The reduction in protein in the diet decreased the relative abundances of Proteus and Acinetobacter (p = 0.01), which is logical given that both Proteus and Acinetobacter utilize amino acids as substrates. Proteus are gram-negative, facultatively anaerobic bacteria, known to deaminate phenylalanine and tryptophan, decompose tyrosine, hydrolyze urea, and catabolize glucose and other carbohydrates [53]. Acinetobacter bacteria are gram-negative and aerobic. Most Acinetobacter grow in media containing a single source of carbon and energy, and they frequently use amino acids as their sole source of nitrogen [54].

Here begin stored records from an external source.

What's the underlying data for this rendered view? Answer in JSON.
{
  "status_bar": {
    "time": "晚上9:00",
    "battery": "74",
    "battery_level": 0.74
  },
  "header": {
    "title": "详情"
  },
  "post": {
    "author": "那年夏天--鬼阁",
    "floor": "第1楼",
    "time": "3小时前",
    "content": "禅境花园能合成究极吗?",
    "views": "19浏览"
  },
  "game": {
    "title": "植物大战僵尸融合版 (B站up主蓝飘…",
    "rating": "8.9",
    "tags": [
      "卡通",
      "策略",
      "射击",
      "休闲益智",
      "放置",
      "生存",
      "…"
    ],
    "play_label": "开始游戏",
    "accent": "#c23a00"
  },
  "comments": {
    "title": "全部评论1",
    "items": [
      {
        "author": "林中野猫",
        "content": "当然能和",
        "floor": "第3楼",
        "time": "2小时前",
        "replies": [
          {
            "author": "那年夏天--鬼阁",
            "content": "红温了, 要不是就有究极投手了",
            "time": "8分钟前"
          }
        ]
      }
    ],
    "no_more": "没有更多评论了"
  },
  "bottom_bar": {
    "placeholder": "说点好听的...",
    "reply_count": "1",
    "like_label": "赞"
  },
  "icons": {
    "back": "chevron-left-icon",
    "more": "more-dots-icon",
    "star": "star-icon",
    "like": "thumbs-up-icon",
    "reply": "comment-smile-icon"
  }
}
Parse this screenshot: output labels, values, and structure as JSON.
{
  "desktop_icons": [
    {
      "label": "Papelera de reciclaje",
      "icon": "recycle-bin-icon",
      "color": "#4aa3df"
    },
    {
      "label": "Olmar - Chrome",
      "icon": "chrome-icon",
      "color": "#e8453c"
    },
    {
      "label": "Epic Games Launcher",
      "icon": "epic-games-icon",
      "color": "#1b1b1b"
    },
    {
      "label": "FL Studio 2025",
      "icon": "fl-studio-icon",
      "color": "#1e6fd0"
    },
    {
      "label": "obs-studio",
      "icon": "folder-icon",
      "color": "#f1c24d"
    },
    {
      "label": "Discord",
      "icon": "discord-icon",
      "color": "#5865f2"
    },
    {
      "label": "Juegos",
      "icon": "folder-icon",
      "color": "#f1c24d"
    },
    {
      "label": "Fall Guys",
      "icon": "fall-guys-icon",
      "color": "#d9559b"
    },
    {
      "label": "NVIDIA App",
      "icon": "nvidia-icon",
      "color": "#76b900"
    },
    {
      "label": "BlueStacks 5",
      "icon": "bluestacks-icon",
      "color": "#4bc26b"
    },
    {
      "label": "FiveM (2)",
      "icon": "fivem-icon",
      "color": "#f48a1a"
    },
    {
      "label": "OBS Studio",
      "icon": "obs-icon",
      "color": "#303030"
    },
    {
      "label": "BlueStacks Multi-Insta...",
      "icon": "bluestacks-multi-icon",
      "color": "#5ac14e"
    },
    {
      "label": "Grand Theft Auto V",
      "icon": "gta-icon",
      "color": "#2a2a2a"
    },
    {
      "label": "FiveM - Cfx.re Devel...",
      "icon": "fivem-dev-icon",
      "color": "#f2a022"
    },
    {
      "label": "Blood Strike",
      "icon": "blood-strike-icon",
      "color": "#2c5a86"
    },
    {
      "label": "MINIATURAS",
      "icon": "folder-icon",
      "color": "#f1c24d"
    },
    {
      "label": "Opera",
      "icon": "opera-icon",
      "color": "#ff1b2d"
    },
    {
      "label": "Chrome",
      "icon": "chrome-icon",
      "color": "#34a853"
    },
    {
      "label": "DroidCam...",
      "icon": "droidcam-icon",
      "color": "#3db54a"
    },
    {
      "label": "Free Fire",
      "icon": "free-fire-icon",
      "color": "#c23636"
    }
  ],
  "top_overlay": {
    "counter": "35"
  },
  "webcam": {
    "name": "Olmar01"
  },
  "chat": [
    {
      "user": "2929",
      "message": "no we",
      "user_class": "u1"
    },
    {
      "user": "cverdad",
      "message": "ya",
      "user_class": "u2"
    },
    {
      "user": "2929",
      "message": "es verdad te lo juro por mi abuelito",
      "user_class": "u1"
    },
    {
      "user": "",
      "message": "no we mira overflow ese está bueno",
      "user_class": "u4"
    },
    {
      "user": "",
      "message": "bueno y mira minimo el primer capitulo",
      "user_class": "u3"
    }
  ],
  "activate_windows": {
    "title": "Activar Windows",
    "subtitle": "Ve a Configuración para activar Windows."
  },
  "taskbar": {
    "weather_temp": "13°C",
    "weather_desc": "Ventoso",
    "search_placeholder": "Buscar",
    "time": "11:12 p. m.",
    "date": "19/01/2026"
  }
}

3.5. Microbial Correlation with Feed Efficiency

Regression analysis identified strong associations between the genera Proteus and Bacteroides with overall FCR, and Figure 2 summarizes those relationships. Our data revealed that while Bacteroides had a positive relationship with FCR ( = 0.60; p = 0.005), Proteus had a negative relationship ( = −0.57; p = 0.009). Since in the present study FCR was expressed as the ratio of feed consumed:body weight gain, lower values indicate a better FCR (more efficient birds). Consequently, a greater abundance of Bacteroides was associated with poorer feed efficiency, whereas a greater abundance of Proteus was associated with improved feed efficiency. Our results are in line with the ones reported by Singh et al. [45], who found a greater abundance of Bacteroides in the excreta of broilers that had poorer FCR. In humans, Jumpertz et al. [49] found that an increase in the population of Bacteroides led to a decrease in nutrient absorption. Regarding the genus Proteus, Singh et al. [55] reported that birds with better feed conversion had a lower abundance of this genus in their excreta; however, in their study, FCR was assessed during the last two weeks of broilers’ life cycle (from 35 to 49 days-old). In contrast, in our study, FCR was assessed in the first two weeks of boilers’ life, which may explain these contradictory results. Furthermore, the association of Proteus with improved animal performance has been demonstrated: the addition of Proteus spp. to the diets of fish at 4 g/kg resulted in improved weight gain, increased body length, and improved FCR [56], which is in line with our results.

Figure 2

Relationship between overall feed conversion ratio (FCR) and abundance of the genera Proteus (A) and Bacteroides (B). Proteus had a negative correlation (ρ = −0.57; p = 0.009) with FCR. Bacteroides had a positive correlation (ρ = 0.60; p = 0.005) with FCR.

4. Conclusions

Chicks fed a diet marginally deficient in amino acids had a reduced growth rate and poorer feed efficiency. Supplemental protease addition to this amino acid-deficient diet did not improve growth performance as expected. Overall, there was no effect of protease addition in either the adequate or low protein diets. Furthermore, protease demonstrated no effect on excreta concentration of ammonia and short chain fatty acids, suggesting that it had no effect on protein degradation in the gastrointestinal tract. However, the addition of protease induced some changes in microbial richness and diversity, and tended to alter some specific microbial taxa (e.g., increase the abundance of Bacteroidetes). Unlike protease, the level of protein in the chicks’ diet had a significant impact on their growth performance, as final body weight, ADG, and FCR were all significantly improved in the diet with adequate levels of protein. Moreover, despite the lack of substantial effects on excretal ammonia, short chain fatty acids, and on most alpha diversity metrics, increasing the level of protein in the diet resulted in increased abundances of Acinetobacter and Proteus, and this latter genus of bacteria was found to be significantly correlated with improved feed efficiency in the young chicks.